There's a group of advertisements on television that puts out the word about financial investments that use my generations past to promote their future. It shows scenes from the 1960's up through the 70's and 80's saying that we were the generation that changed the world and now we can change our old age because we are so influential.
Let's face it, we have had our triumphs and our tribulations. But we owe a lot of what we are to our parents who survived the biggest war this world has ever scene (so far) and an economic downturn that sent most of them scurrying just to find food to eat. As a group we haven't suffered those things; however the last few years we have found our own set of demons, many of which come from the past that the commercial likes to tout. The seeds of these problems were sewed long ago and we must face up to them or our children will have to do it.
I told my son in the letter that at one time I could play basketball anytime I wanted without my knees swelling up so bad that I couldn't walk for three days. I also could lift a lot of heavy stuff and had the endurance of a horse.
Now I realize I never did play basketball very well, nor could I lift what I thought I could. And my endurance was a legend in my own mind.
Turning a decade older is a hard thing to do for some people, but it has never bothered me. However, I remember when I turned 40 that I realized for the first time that my life was probably about half over. But then I said to myself, "Yeah but you also have half of it to go, too."

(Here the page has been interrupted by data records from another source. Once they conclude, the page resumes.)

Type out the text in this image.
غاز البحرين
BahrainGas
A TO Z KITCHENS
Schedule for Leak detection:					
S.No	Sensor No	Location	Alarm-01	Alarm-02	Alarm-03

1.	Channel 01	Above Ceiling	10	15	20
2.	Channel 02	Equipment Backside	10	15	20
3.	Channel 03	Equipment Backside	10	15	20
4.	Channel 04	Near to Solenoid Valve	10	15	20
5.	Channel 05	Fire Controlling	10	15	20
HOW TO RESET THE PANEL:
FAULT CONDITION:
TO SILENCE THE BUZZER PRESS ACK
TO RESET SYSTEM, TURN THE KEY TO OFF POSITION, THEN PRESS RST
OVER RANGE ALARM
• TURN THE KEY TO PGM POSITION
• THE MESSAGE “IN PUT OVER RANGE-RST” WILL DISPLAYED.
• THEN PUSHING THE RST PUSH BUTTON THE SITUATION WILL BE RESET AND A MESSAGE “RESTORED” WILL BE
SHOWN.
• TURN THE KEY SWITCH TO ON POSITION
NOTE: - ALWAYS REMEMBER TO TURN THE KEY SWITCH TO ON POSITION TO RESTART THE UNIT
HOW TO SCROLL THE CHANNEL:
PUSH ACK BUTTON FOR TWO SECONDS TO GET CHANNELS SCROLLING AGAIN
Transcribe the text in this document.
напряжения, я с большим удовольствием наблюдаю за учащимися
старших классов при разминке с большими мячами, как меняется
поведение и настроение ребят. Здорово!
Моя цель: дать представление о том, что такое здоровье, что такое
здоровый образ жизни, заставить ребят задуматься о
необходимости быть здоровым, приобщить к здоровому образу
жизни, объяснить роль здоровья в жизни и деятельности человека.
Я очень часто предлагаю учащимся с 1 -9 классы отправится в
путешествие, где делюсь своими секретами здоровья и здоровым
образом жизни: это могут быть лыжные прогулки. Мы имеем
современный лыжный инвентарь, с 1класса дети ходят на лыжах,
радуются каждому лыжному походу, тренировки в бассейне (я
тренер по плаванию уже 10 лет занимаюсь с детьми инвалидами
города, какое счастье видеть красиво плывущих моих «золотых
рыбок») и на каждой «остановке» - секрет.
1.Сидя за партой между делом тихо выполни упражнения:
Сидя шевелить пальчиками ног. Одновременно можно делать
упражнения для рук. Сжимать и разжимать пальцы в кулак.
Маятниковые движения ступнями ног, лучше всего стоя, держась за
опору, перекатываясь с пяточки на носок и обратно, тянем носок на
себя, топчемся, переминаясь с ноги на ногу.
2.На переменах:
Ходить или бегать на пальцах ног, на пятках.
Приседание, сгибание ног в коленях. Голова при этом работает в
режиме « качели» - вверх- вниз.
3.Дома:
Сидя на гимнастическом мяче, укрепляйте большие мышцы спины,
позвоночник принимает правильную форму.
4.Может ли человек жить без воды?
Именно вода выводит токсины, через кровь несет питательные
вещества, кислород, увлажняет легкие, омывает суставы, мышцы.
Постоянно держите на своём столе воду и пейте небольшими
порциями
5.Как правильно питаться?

Time does exist, but man is the one who devised a way to measure it. I don't think it matters whether we are eight or 80, as long as we have our minds and fairly good health. In my life I have known people who were 20 that acted like they were what society traditionally thinks of as a 90 year olds though process. And I have also known 80 year olds who think like they are 20. I just hope I am in that second group when I get there in 25 years.
`As for my son, I told him he would be okay. Getting older isn't the end of the world, but it is what you make of it.